The study’s findings have been published as an open access preprint which can be downloaded here.
As part of our research funded by the Australian Research Council Centre of Excellence for Automated Decision-Making and Society, postdoctoral research fellow Bronwyn Bailey-Charteris and I used a qualitative approach, involving conducting five focus groups with a total of 32 Australian adults from all around the country, of different ages, educational levels and ethnicity. This meant we could achieve in-depth insights into their understandings, practices and imaginaries relating to generative AI applications.
Our findings show how Australians have incorporated generative AI applications into their everyday lives. Nearly all participants, regardless of their age, gender, ethnicity or geographical location, had experimented with generative AI. Notably, these Australians saw them as little more than practical, mundane software that were now pervasive and therefore unavoidable. Generative AI was described as helping to achieve better efficiency, timesaving and productivity in accomplishing routine tasks at home and work. As one of our participants described it:
If I’m writing an email or sending an SMS to somebody, I can literally just press a button. It just gathers all the information from the screen on their file. I just skim over it and go, yeah, that sounds good. And then press send.
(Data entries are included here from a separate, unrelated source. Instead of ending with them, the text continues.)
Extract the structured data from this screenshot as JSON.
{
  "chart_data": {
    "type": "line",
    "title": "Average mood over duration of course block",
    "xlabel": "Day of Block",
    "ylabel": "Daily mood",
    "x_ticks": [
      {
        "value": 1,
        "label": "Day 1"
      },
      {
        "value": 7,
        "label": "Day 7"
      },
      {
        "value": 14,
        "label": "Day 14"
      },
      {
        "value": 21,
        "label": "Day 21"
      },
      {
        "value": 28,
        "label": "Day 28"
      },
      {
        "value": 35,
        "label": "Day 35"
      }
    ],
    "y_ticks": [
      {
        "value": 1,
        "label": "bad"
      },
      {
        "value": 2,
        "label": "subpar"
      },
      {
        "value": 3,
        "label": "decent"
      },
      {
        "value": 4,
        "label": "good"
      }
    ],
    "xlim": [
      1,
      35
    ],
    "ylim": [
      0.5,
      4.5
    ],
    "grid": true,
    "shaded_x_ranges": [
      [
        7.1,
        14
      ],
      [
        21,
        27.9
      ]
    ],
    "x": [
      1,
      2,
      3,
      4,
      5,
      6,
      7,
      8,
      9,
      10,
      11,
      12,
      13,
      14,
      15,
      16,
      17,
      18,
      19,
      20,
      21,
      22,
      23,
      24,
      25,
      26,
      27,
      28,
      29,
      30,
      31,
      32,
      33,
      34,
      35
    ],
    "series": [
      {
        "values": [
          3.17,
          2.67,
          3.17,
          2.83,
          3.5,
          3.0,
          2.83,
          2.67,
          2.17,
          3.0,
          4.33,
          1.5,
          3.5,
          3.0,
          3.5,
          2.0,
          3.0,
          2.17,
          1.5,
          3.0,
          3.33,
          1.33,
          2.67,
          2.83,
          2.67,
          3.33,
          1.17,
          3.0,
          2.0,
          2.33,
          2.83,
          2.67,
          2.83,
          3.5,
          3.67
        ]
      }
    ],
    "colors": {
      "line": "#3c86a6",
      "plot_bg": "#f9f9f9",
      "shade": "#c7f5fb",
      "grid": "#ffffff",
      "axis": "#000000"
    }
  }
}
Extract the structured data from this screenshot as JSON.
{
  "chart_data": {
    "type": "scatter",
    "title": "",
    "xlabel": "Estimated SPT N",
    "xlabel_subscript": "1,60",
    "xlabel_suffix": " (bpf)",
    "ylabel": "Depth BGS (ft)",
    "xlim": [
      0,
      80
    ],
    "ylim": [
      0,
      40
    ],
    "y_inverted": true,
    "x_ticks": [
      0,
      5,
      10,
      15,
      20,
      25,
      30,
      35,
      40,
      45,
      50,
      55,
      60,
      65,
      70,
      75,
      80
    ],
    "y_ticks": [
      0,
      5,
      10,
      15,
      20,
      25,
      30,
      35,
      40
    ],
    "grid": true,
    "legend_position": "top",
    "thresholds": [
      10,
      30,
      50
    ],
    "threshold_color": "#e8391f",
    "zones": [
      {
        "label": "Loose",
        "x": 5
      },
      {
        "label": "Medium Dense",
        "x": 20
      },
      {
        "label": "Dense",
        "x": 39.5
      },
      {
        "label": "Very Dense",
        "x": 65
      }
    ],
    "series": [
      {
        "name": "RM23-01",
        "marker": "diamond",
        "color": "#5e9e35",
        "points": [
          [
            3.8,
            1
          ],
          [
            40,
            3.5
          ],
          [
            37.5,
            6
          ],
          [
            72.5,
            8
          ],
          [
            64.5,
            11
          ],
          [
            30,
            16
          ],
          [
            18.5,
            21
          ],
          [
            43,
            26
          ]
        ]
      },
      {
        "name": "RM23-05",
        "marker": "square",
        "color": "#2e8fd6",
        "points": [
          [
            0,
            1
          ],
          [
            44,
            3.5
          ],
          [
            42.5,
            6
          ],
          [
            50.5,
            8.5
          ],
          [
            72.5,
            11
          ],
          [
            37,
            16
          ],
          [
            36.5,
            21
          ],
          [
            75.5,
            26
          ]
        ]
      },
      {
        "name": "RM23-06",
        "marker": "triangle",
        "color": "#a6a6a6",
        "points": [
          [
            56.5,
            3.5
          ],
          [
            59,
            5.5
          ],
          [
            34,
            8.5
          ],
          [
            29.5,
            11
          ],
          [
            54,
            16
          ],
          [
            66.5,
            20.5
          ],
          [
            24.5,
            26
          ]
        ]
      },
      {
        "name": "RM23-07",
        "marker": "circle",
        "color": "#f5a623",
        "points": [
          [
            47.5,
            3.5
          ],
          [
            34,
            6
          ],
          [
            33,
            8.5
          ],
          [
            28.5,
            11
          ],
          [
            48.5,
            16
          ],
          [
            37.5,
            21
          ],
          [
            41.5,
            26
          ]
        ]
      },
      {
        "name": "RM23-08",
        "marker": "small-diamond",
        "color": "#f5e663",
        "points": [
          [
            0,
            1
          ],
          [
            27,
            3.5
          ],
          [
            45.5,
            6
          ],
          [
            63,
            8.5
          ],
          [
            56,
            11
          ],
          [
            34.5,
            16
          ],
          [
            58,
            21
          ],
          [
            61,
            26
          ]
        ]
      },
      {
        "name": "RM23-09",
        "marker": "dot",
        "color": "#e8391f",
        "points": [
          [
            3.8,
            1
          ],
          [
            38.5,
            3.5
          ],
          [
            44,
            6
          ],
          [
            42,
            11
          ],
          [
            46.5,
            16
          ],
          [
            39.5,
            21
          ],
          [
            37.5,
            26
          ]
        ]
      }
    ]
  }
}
People gave examples of using it providing advice and information for travel planning, home renovations and garden planting ideas, or health topics, or for writing social media posts.
I look at it like it’s an advisor that you can turn to. You can ask it absolutely anything and it will give you the information.
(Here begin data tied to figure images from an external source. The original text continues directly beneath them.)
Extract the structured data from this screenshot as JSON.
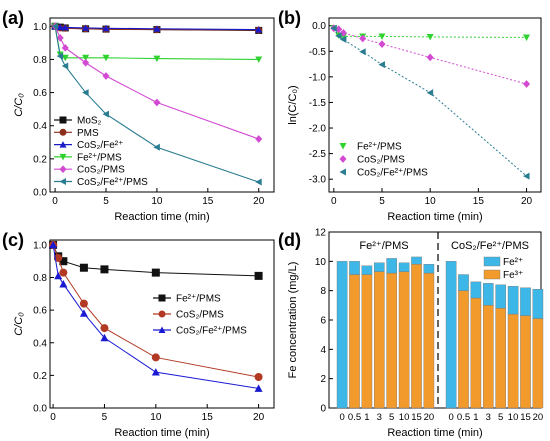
{
  "chart_data": [
    {
      "panel": "(a)",
      "type": "line",
      "xlabel": "Reaction time (min)",
      "ylabel": "C/C₀",
      "xlim": [
        -0.5,
        21.5
      ],
      "ylim": [
        0.0,
        1.05
      ],
      "xticks": [
        "0",
        "5",
        "10",
        "15",
        "20"
      ],
      "yticks": [
        "0.0",
        "0.2",
        "0.4",
        "0.6",
        "0.8",
        "1.0"
      ],
      "x": [
        0,
        0.5,
        1,
        3,
        5,
        10,
        20
      ],
      "series": [
        {
          "name": "MoS₂",
          "color": "#111111",
          "marker": "square",
          "values": [
            1.0,
            0.995,
            0.99,
            0.985,
            0.983,
            0.98,
            0.975
          ]
        },
        {
          "name": "PMS",
          "color": "#8b2e1a",
          "marker": "circle",
          "values": [
            1.0,
            0.99,
            0.988,
            0.985,
            0.982,
            0.98,
            0.977
          ]
        },
        {
          "name": "CoS₂/Fe²⁺",
          "color": "#1a1ac8",
          "marker": "triangle-up",
          "values": [
            1.0,
            0.995,
            0.993,
            0.99,
            0.988,
            0.985,
            0.98
          ]
        },
        {
          "name": "Fe²⁺/PMS",
          "color": "#2fd22f",
          "marker": "triangle-down",
          "values": [
            1.0,
            0.83,
            0.81,
            0.81,
            0.81,
            0.805,
            0.8
          ]
        },
        {
          "name": "CoS₂/PMS",
          "color": "#d24ad2",
          "marker": "diamond",
          "values": [
            1.0,
            0.93,
            0.87,
            0.78,
            0.7,
            0.54,
            0.32
          ]
        },
        {
          "name": "CoS₂/Fe²⁺/PMS",
          "color": "#2a7d90",
          "marker": "triangle-left",
          "values": [
            1.0,
            0.82,
            0.76,
            0.6,
            0.47,
            0.27,
            0.06
          ]
        }
      ],
      "legend": "bottom-left"
    },
    {
      "panel": "(b)",
      "type": "scatter",
      "xlabel": "Reaction time (min)",
      "ylabel": "ln(C/C₀)",
      "xlim": [
        -0.5,
        21.5
      ],
      "ylim": [
        -3.25,
        0.15
      ],
      "xticks": [
        "0",
        "5",
        "10",
        "15",
        "20"
      ],
      "yticks": [
        "0.0",
        "-0.5",
        "-1.0",
        "-1.5",
        "-2.0",
        "-2.5",
        "-3.0"
      ],
      "x": [
        0,
        0.5,
        1,
        3,
        5,
        10,
        20
      ],
      "series": [
        {
          "name": "Fe²⁺/PMS",
          "color": "#2fd22f",
          "marker": "triangle-down",
          "values": [
            -0.05,
            -0.19,
            -0.21,
            -0.21,
            -0.21,
            -0.22,
            -0.23
          ]
        },
        {
          "name": "CoS₂/PMS",
          "color": "#d24ad2",
          "marker": "diamond",
          "values": [
            -0.05,
            -0.07,
            -0.14,
            -0.25,
            -0.36,
            -0.62,
            -1.14
          ]
        },
        {
          "name": "CoS₂/Fe²⁺/PMS",
          "color": "#2a7d90",
          "marker": "triangle-left",
          "values": [
            -0.05,
            -0.2,
            -0.27,
            -0.51,
            -0.76,
            -1.31,
            -2.94
          ]
        }
      ],
      "legend": "bottom-left"
    },
    {
      "panel": "(c)",
      "type": "line",
      "xlabel": "Reaction time (min)",
      "ylabel": "C/C₀",
      "xlim": [
        -0.3,
        21.5
      ],
      "ylim": [
        0.0,
        1.03
      ],
      "xticks": [
        "0",
        "5",
        "10",
        "15",
        "20"
      ],
      "yticks": [
        "0.0",
        "0.2",
        "0.4",
        "0.6",
        "0.8",
        "1.0"
      ],
      "x": [
        0,
        0.5,
        1,
        3,
        5,
        10,
        20
      ],
      "series": [
        {
          "name": "Fe²⁺/PMS",
          "color": "#111111",
          "marker": "square",
          "values": [
            1.0,
            0.93,
            0.9,
            0.86,
            0.85,
            0.83,
            0.81
          ]
        },
        {
          "name": "CoS₂/PMS",
          "color": "#b23a25",
          "marker": "circle",
          "values": [
            1.0,
            0.92,
            0.83,
            0.64,
            0.49,
            0.31,
            0.19
          ]
        },
        {
          "name": "CoS₂/Fe²⁺/PMS",
          "color": "#1a1ad2",
          "marker": "triangle-up",
          "values": [
            1.0,
            0.81,
            0.76,
            0.58,
            0.43,
            0.22,
            0.12
          ]
        }
      ],
      "legend": "right"
    },
    {
      "panel": "(d)",
      "type": "bar",
      "stacked": true,
      "xlabel": "Reaction time (min)",
      "ylabel": "Fe concentration (mg/L)",
      "ylim": [
        0,
        12
      ],
      "yticks": [
        "0",
        "2",
        "4",
        "6",
        "8",
        "10",
        "12"
      ],
      "groups": [
        {
          "title": "Fe²⁺/PMS",
          "categories": [
            "0",
            "0.5",
            "1",
            "3",
            "5",
            "10",
            "15",
            "20"
          ],
          "fe3": [
            0,
            9.1,
            9.1,
            9.3,
            9.2,
            9.3,
            9.8,
            9.2
          ],
          "fe2": [
            10.0,
            0.9,
            0.6,
            0.6,
            1.0,
            0.6,
            0.5,
            0.6
          ]
        },
        {
          "title": "CoS₂/Fe²⁺/PMS",
          "categories": [
            "0",
            "0.5",
            "1",
            "3",
            "5",
            "10",
            "15",
            "20"
          ],
          "fe3": [
            0,
            8.0,
            7.5,
            7.0,
            6.8,
            6.4,
            6.3,
            6.1
          ],
          "fe2": [
            10.0,
            1.1,
            1.1,
            1.5,
            1.6,
            1.9,
            1.9,
            2.0
          ]
        }
      ],
      "series": [
        {
          "name": "Fe²⁺",
          "color": "#3db7e8"
        },
        {
          "name": "Fe³⁺",
          "color": "#f39a2c"
        }
      ],
      "legend": "top-right"
    }
  ]
}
Our findings are in line with a recent report by the the US National Bureau of Economic Research in collaboration with OpenAI using its data on ChatGPT use across the world. These researchers estimated that by July 2025, close to 10% of the world’s adult population had used it. ChatGPT was used principally for practical purposes for getting tasks done, seeking information and help with writing (particularly work documents) rather than for self-expression, creative or playful activities.
While many participants found generative AI applications to be useful, they also expressed a number of concerns and anxieties about these technologies. The most common drawback expressed by participants was the constant errors in the content returned from their queries. Participants emphasised the need to use generative AI with caution and constantly double-check it due to the risk of incorrect information being provided or missing information.
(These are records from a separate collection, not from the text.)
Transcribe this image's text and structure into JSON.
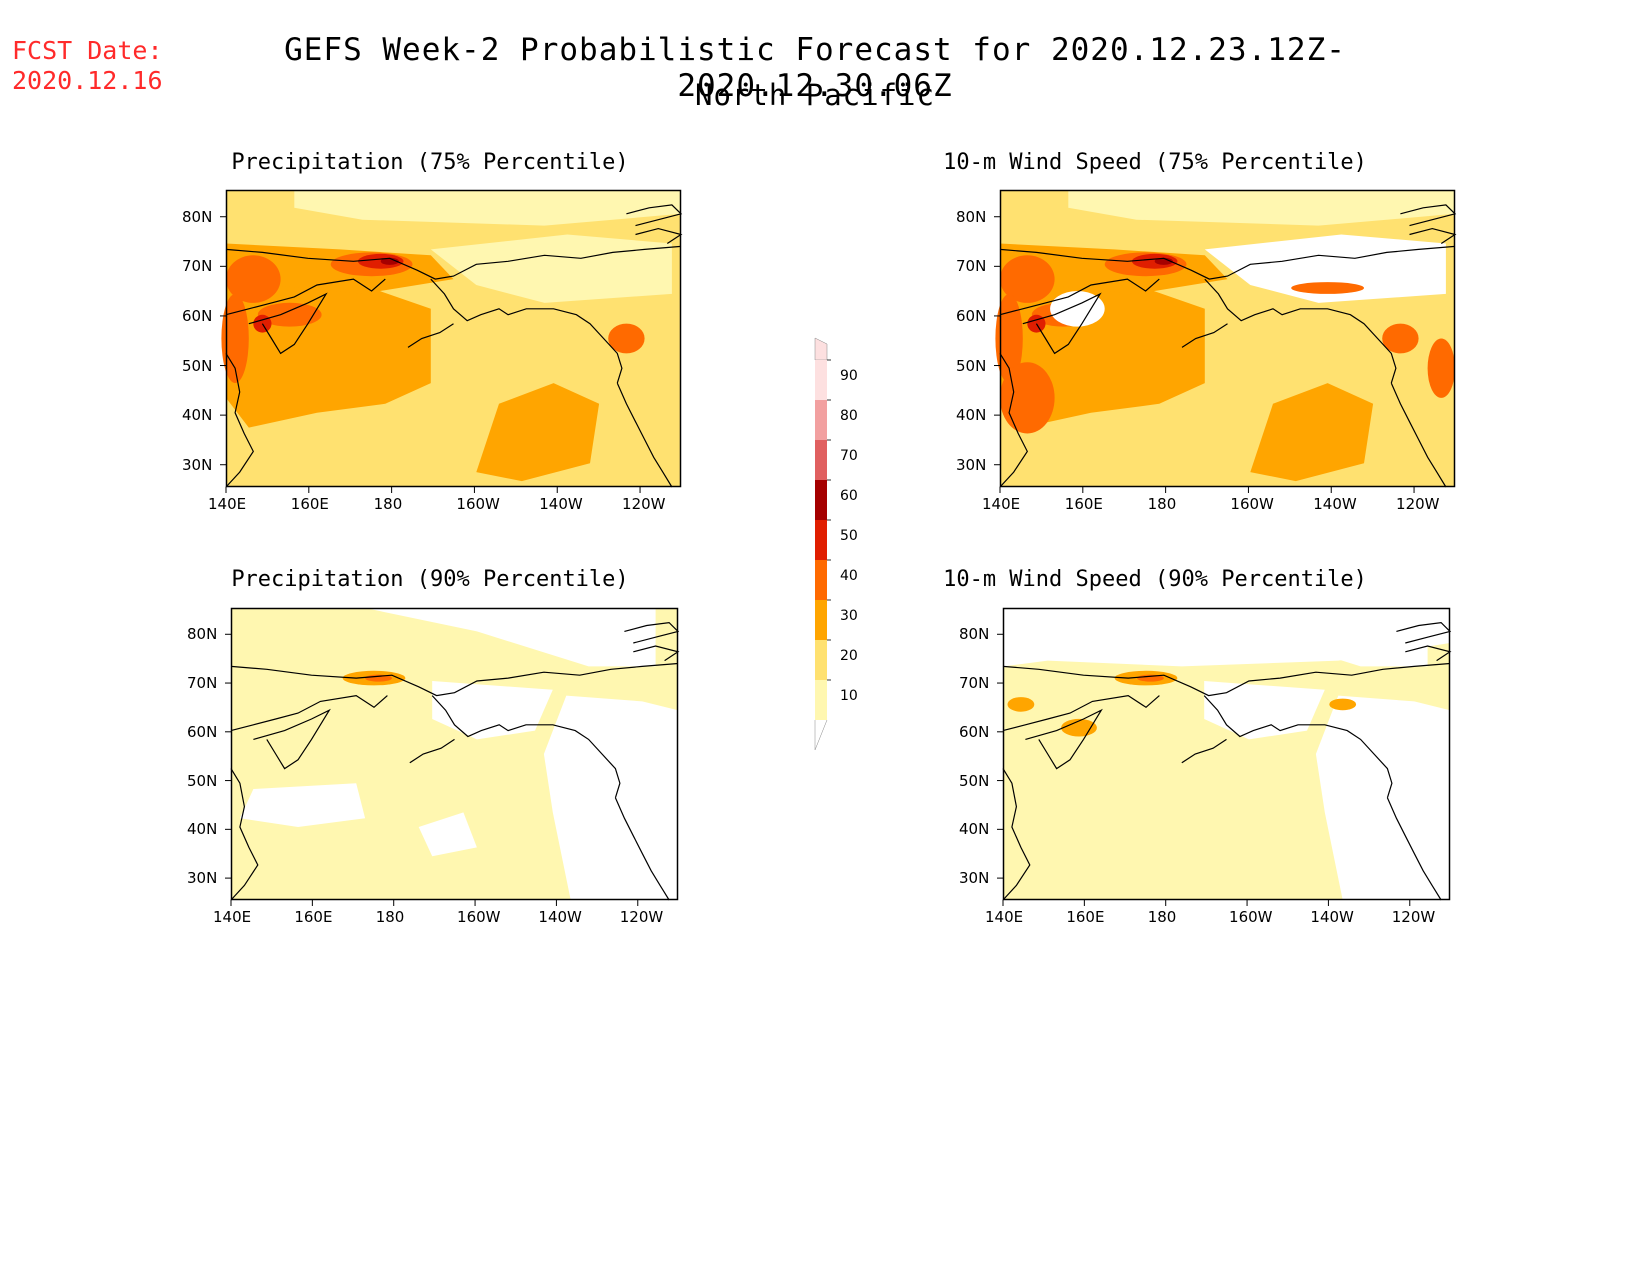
{
  "header": {
    "fcst_label": "FCST Date:",
    "fcst_date": "2020.12.16",
    "title": "GEFS Week-2 Probabilistic Forecast for 2020.12.23.12Z-2020.12.30.06Z",
    "region": "North Pacific"
  },
  "axes": {
    "lat_labels": [
      "80N",
      "70N",
      "60N",
      "50N",
      "40N",
      "30N"
    ],
    "lon_labels": [
      "140E",
      "160E",
      "180",
      "160W",
      "140W",
      "120W"
    ]
  },
  "panels": [
    {
      "title": "Precipitation (75% Percentile)"
    },
    {
      "title": "10-m Wind Speed (75% Percentile)"
    },
    {
      "title": "Precipitation (90% Percentile)"
    },
    {
      "title": "10-m Wind Speed (90% Percentile)"
    }
  ],
  "colorbar": {
    "levels": [
      "90",
      "80",
      "70",
      "60",
      "50",
      "40",
      "30",
      "20",
      "10"
    ],
    "colors": [
      "#fde0e0",
      "#f2a0a0",
      "#e06060",
      "#a50000",
      "#e01e00",
      "#ff6a00",
      "#ffa500",
      "#ffe170",
      "#fff7b0"
    ]
  },
  "palette": {
    "fill_high": "#ffa500",
    "fill_mid": "#ffe170",
    "fill_low": "#fff7b0",
    "fill_orange": "#ff6a00",
    "fill_red": "#e01e00",
    "fill_darkred": "#a50000",
    "fill_pink": "#f2a0a0",
    "coast": "#000000"
  }
}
It’s not always 100% accurate. You have to read carefully the content that is generated by AI. And especially if you know the subject that is generated, you feel sometimes there’s something wrong here.
Even more concerning than continual errors in generative AI content was the idea that the software could be used by others to deliberately mislead people or spread malicious disinformation.
Well, I mean, there’s so much misinformation out there. You can use AI to create images that are just completely false. So there should be some sort of checks and balances, since, you know, you can’t really trust a lot of the news.
However, there was little suggestion from participants that AI itself would become a powerful, super-intelligent agent capable of controlling or replacing humans. Instead, and perhaps because their everyday experiences had amply demonstrated to them the failings and lack of ‘intelligence’ of contemporary AI, our participants’ concerns were grounded in the realisation for some that over-use of these applications could make them lazy or delimit their capacities to learn from doing:
If I can get ChatGPT to write me an email or to write this paragraph in an assignment that I have to do, or write me a recipe – like, I can see that it would be very, very easy to start using it for absolutely everything. And I’m scared of losing who I am as a person.
Participants also expressed feelings of powerlessness over what they could do to avoid using generative AI in the face of the determination by Big Tech – and in some cases, employers and educational institutions – to promote its use. More profound negative impacts were mostly recounted as abstract or as potential problems in a future world if generative AI development by Big Tech was allowed to progress without government regulation.